Amsberg, "Bölgesel bir enerji üssü olmanın önemli bir aşaması, aynı zamanda büyük bir yatırım fırsatı da olan, enerjinin komşu ülkelere ihraç edilmesi için gereken uzun mesafeli iletim hatlarının inşa edilmesi olacak. Bu noktada AIIB gibi çok taraflı kalkınma bankaları, zorlu ekonomik dönemlerde daha yüksek bir altyapı yatırımı seviyesini sürdürmeye yardımcı olmak için ek sermaye, pratik çözümler, veri ve içgörülerle ortaya çıkmalıdır." diye konuştu.
Türkiye’deki finans sektörüyle ortaklığın bir başka örneğinin de AIIB’nin halihazırda Türkiye Kalkınma Bankası (TKB) Altyapı Kredisi'ne 100 milyon dolar kadar bir yatırımı değerlendirmesi olduğunu aktaran Amsberg, "Hükümetler, makroekonomik istikrar ve artan talebi karşılamak için yüksek düzeyde altyapı yatırımını sürdürme ihtiyacıyla boğuşurken, AIIB de üyelerinin altyapı geliştirme alanında kısa ve uzun vadeli zorluklarla mücadele etmesine yardımcı olacak stratejiler geliştiriyor." şeklinde konuştu.
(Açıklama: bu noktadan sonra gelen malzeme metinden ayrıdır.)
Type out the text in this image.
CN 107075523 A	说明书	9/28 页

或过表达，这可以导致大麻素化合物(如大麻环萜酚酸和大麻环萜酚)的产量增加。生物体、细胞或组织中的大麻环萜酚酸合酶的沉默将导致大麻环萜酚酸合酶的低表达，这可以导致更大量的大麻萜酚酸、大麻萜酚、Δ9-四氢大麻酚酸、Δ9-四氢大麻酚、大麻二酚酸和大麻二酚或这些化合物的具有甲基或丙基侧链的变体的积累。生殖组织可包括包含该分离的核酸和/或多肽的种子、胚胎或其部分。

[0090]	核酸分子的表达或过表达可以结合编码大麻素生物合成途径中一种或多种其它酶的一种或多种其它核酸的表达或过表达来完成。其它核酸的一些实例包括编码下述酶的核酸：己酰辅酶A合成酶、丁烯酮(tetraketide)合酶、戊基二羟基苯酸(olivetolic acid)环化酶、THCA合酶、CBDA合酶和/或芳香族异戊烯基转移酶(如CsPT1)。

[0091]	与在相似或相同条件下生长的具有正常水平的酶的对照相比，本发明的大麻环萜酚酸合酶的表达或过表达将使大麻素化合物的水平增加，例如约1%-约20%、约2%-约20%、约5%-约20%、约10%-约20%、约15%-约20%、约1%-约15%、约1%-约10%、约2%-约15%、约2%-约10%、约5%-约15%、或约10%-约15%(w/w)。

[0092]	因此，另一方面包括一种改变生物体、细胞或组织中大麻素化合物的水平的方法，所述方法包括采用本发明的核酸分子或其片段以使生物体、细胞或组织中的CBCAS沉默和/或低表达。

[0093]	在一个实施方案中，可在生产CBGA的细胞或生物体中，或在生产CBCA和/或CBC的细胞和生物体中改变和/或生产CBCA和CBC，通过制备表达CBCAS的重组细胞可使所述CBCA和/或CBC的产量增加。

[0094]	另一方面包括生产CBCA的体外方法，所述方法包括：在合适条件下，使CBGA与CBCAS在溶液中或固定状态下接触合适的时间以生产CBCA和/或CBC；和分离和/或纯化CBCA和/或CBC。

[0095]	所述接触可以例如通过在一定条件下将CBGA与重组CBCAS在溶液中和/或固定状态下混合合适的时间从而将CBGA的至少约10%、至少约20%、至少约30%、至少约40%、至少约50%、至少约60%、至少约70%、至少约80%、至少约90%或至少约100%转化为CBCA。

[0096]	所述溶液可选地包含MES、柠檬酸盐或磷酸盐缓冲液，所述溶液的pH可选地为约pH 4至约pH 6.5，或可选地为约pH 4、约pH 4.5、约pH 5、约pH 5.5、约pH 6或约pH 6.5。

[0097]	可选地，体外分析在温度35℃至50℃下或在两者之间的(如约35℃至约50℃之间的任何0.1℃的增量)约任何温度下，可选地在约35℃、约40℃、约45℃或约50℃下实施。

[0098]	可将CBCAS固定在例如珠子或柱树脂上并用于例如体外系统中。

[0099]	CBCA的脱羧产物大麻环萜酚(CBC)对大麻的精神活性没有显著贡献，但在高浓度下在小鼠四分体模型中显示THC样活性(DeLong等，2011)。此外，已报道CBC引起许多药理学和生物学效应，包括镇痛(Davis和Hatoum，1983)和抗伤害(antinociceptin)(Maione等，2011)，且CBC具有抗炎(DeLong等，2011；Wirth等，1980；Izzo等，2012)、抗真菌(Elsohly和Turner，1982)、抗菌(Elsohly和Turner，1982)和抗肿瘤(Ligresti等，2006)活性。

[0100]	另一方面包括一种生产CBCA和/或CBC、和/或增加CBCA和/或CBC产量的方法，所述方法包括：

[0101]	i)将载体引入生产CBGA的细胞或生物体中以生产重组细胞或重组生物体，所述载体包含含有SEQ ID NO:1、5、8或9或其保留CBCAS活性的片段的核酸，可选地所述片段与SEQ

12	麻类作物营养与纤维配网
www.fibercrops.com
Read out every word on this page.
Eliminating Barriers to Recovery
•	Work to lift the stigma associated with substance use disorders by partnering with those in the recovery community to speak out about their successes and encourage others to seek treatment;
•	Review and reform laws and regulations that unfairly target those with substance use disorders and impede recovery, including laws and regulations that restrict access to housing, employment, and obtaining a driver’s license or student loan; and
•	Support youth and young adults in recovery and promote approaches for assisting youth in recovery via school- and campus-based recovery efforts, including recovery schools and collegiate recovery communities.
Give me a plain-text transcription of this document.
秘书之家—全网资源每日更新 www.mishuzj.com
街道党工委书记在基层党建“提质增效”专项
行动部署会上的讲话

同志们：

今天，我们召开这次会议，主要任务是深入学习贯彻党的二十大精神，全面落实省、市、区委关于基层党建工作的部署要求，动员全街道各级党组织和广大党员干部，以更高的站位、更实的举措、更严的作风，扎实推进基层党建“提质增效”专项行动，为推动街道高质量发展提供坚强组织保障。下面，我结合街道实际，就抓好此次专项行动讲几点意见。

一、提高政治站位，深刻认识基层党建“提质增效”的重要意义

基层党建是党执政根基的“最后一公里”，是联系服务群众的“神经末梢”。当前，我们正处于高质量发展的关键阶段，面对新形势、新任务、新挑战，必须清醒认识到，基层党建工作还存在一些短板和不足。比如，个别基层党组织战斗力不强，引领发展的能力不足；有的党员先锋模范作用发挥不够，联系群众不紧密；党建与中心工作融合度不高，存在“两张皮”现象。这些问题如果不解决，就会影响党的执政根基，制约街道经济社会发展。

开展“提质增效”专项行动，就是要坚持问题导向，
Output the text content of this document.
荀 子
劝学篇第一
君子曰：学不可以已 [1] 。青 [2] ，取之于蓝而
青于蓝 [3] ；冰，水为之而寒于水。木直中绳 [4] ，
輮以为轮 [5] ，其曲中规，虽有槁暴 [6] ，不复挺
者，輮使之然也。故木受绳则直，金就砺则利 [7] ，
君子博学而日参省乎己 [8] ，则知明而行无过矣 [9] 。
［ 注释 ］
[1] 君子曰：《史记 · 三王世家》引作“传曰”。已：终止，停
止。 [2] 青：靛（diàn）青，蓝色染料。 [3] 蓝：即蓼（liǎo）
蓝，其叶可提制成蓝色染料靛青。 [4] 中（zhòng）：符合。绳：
"BİZ KATALİZÖR ROLÜ OYNAMAK İSTİYORUZ"
Basın mensuplarının sorularını yanıtlayan Joachim von Amsberg, AIIB'in 57 ülkenin bir araya gelmesiyle kurulduğunu ve kuruluşlarının 3. yılını tamamladıklarını anımsatarak, toplam sermayelerinin 100 milyar dolar olduğunu anlattı.
Sermayeyi uluslararası piyasalarda tahvil ihracıyla elde ettiklerini, böylece en düşük maliyetle finansman sağladıklarını aktaran Amsberg, devletlere ve özel şirketlere kredi verdiklerini, ayrıca Asya'da özel şirketlere altyapı yatırımları da yaptıklarını kaydetti.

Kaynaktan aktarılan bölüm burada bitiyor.